23 January 2015

“Thai democracy is dead...”


Democracy Monument

The National Legislative Assembly voted today to impeach former prime minister Yingluck Shinawatra. She has therefore been banned from political activity for the next five years. (Her brother, former PM Thaksin Shinawatra, also received a five-year ban, in 2007.) The verdict was largely a foregone conclusion, as the NLA members were all appointed by the junta.

Yingluck will also face a criminal investigation, the Attorney General announced today. Yingluck had planned to give a press conference following the impeachment vote, though the military prevented her from doing so.
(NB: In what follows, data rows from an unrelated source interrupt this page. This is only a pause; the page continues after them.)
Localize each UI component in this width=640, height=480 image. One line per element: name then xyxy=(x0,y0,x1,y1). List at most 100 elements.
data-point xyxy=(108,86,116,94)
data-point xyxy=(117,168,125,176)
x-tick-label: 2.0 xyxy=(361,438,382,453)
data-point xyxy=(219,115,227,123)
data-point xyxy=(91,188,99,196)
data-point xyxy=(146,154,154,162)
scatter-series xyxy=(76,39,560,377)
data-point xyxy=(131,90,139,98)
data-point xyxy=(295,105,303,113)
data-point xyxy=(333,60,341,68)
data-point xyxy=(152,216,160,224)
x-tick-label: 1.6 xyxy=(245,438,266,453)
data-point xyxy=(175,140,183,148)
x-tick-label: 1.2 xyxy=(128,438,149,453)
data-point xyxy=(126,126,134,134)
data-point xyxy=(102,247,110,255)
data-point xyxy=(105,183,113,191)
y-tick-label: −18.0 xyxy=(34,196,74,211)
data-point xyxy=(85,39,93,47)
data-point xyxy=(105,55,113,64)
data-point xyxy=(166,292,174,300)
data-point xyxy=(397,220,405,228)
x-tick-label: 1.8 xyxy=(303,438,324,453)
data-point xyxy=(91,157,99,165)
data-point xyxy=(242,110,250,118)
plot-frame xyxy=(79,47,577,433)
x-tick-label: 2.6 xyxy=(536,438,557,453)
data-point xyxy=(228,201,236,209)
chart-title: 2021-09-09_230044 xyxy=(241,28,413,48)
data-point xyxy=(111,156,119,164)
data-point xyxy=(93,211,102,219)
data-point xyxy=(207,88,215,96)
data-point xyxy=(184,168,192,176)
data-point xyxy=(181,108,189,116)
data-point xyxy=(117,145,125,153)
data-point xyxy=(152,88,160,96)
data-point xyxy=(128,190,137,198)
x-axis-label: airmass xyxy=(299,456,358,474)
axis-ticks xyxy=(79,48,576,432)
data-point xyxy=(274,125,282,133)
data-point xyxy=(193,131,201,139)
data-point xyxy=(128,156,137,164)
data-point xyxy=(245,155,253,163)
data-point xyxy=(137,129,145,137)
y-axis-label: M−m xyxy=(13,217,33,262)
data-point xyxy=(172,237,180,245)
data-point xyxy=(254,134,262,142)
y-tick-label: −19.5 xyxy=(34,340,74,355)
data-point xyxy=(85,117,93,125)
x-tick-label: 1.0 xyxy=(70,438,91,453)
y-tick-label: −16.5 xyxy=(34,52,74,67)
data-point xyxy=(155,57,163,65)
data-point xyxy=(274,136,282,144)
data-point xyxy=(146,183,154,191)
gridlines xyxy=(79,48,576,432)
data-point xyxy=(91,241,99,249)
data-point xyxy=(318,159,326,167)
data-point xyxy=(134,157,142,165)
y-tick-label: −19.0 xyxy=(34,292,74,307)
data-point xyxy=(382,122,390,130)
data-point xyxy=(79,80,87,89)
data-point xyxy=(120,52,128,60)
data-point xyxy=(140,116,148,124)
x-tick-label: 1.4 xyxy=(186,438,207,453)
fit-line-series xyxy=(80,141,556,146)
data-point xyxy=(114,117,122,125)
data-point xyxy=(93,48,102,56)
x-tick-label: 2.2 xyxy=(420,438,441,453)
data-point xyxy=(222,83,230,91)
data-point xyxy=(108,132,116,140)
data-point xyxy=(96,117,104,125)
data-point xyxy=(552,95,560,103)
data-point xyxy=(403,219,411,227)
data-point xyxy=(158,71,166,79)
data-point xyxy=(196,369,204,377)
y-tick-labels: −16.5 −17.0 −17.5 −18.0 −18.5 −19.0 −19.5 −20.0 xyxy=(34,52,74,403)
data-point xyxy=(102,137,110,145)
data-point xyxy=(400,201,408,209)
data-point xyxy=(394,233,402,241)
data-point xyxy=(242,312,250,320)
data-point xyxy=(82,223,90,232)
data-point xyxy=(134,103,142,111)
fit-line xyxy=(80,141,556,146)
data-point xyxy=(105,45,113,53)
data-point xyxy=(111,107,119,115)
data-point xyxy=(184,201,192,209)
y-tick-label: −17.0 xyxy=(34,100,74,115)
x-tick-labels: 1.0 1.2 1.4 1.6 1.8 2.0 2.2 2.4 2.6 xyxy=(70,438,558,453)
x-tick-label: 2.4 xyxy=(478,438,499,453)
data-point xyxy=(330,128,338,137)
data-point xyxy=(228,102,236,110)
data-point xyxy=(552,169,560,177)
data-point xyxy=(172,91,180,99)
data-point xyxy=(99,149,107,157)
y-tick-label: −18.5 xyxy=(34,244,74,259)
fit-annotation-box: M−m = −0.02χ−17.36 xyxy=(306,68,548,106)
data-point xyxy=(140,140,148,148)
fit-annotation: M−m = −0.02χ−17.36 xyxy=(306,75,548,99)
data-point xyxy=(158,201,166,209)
Instead, she issued a statement online: “Even as Thai democracy is dead and the rule of law destroyed, anti-democratic forces still remain prevalent as a destructive force, as evident from what I am experiencing.”

Yingluck’s impeachment had been recommended by the National Anti-Corruption Commission, following its investigation into her controversial rice subsidy scheme. (In 2011, the Pheu Thai government agreed to pay farmers up to 50% above the market rate for their rice, intending to withhold it from the world market and thus drive up the price. The result, however, was that other countries increased their rice exports, leaving the government with vast stockpiles that it could not sell.)

Given that Yingluck was removed from office by the Constitutional Court on 7th May last year, her impeachment eight months later seems designed purely to prevent her from returning to power in future elections. It also, therefore, reinforces the impression that last year’s coup (as in 2006) was intended primarily to remove all traces of Thaksin’s political influence. (Thaksin led the most popular political movement in Thai history, though he was viewed as a threat by the military and the Privy Council, thus his nominees Samak Sundaravej and Somchai Wongsawat were both removed by the Constitutional Court.)

The NACC had also recommended the impeachment of Somsak Kiatsuranon and Nikhom Wairatpanich—former speakers of the House of Representatives and the Senate, respectively—though their impeachments were rejected by the NLA. Somsak and Nikhom had organised parliamentary votes to amend article 117 of the constitution, in an attempt to restore a fully-elected Senate.

(The 1997 constitution established an elected Senate for the first time, though after the military’s 2007 constitution the Senate was only 50% elected; the proposed amendment was rejected by the Constitutional Court.) Ironically, the military violated the constitution by declaring martial law, and then tore up the entire charter when they launched the coup, yet Somsak and Nikhom faced the threat of impeachment for attempting to amend individual articles in parliament.

Yingluck was elected in 2011. Just as Thaksin was deposed following People’s Alliance for Democracy protests, Yingluck was dismissed after protests by the People’s Democratic Reform Committee. In both cases, the protesters caused maximum disruption as a pretext for a coup—the PAD occupied Suvarnabhumi airport in 2008, and the PDRC sabotaged the election in 2014—though no protest leaders have been prosecuted. In Yingluck’s case, the protests began after her attempt to secure an amnesty for Thaksin, a policy that was condemned by both sides of the political divide.